In another study, conducted retrospectively; without any preference for gestational age, to determine the clinical features and risks of hypocalcemia; serum ionized calcium levels were found to be low in 13.2% of the babies with low birth weight15. This current study also did not show a significant linear relation between hypocalcemia and birth weight. Transient neonatal hypocalcemia is usually observed in babies presenting with late onset symptomatic hypocalcemia and it is mainly attributed to vitamin D deficiency and hypoparathyroidism16. In the 8th international conference of child's bone health, transient neonatal hypoparathyroidism was reported as an important cause of neonatal hypocalcemia17.
In an Iranian study, the frequency of early and late onset neonatal hypocalcemia was determined retrospectively over 796 neonates18. Two hundred sixty seven of neonates were found to be hypocalcemic showing a statistically significant relation between prematurity and early onset hypocalcemia. Our study showed that 38 out of 75 neonates had early onset hypocalcemia which was statistically significant. Prematurity leads to an increased risk of bone related metabolic disorders. Evidence shows that premature babies are more prone to hypocalcemia likely due to lesser trans-placental mineral delivery, rapid loss and increased calcitonin. Serum calcium and phosphorous levels were found to be significantly decreased in babies <30 weeks of gestation as compared to controls in a research conducted on premature babies to assess bone mineralization19,20. Thus supporting the significant incidence of early onset hypocalcemia of 50.7%.

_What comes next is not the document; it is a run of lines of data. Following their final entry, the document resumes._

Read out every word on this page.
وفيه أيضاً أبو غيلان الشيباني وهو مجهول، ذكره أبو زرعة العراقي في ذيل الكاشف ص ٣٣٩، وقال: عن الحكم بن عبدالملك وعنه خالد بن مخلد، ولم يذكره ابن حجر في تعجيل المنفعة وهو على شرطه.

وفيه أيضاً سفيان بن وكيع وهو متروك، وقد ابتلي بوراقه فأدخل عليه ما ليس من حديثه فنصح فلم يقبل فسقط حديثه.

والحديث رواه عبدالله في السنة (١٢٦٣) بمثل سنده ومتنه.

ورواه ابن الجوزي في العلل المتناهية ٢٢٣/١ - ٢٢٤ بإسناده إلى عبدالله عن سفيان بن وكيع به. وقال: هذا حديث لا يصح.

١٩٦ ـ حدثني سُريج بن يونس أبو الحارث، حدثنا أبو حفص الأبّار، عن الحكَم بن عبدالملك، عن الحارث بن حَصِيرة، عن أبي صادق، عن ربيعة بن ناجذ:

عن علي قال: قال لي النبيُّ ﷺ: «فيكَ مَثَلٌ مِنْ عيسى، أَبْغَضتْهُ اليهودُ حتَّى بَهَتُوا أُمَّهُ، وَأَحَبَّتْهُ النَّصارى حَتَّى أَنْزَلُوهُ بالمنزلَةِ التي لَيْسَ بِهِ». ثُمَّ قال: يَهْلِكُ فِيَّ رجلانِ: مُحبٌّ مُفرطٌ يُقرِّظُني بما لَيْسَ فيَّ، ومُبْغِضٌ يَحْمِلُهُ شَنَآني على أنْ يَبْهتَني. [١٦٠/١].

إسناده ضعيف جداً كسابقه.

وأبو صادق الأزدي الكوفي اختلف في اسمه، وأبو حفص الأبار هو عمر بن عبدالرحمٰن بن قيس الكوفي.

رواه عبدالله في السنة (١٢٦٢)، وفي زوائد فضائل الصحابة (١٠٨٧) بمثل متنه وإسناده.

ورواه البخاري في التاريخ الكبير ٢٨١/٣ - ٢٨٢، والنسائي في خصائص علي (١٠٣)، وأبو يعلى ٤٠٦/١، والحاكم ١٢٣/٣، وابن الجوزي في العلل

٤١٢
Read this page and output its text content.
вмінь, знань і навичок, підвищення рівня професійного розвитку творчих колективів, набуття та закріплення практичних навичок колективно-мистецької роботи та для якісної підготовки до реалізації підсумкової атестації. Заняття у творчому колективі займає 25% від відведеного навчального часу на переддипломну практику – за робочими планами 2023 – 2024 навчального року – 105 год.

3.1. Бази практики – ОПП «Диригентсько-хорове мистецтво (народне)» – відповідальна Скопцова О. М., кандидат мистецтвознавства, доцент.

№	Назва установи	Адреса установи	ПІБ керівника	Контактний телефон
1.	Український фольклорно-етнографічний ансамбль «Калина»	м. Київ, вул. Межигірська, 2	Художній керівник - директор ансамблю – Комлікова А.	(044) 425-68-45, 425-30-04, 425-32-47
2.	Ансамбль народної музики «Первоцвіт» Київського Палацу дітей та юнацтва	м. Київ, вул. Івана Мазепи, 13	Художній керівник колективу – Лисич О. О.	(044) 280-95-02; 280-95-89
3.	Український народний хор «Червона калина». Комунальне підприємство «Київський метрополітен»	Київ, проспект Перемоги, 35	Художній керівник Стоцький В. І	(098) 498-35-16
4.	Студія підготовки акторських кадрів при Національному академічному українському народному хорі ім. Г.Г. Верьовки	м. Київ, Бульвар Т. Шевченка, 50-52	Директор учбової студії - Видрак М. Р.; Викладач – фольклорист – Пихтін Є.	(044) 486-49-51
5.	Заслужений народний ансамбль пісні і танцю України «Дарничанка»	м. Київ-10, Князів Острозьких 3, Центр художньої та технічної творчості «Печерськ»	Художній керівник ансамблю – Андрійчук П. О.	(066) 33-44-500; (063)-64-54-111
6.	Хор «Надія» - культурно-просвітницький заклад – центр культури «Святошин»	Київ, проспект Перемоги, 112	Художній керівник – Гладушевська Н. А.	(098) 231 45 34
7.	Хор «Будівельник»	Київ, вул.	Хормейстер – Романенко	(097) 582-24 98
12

A study conducted over an 8 month duration showed hypocalcemia in 29.8% of low birth weight neonates21. According to another study conducted on 900 mother-neonate pairs, to measure calcium levels, a significant percentage (79.09%) of hypocalcemia was found in premature neonates22. In comparison our study sample and duration was small. Amongst other limitations, difficulty in sampling of premature and very low birth weight neonates also contributed as a drawback.
Immense gratitude is extended to my supervisor and the head of department for their constant support. The families participating in this study and the efforts of people involved in facilitation of data collection have played a vital role in making this study materialize.
Hypocalcemia has an increased frequency in early preterm neonates within 72 hours due to immature hormonal responses and poor calcium reserves. However, a significant direct proportionate relationship between prematurity and low birth weight with early onset neonatal hypocalcemia could not be established through our study.
CONFLICT OF INTEREST
This study has no conflict of interest to be declared by any author.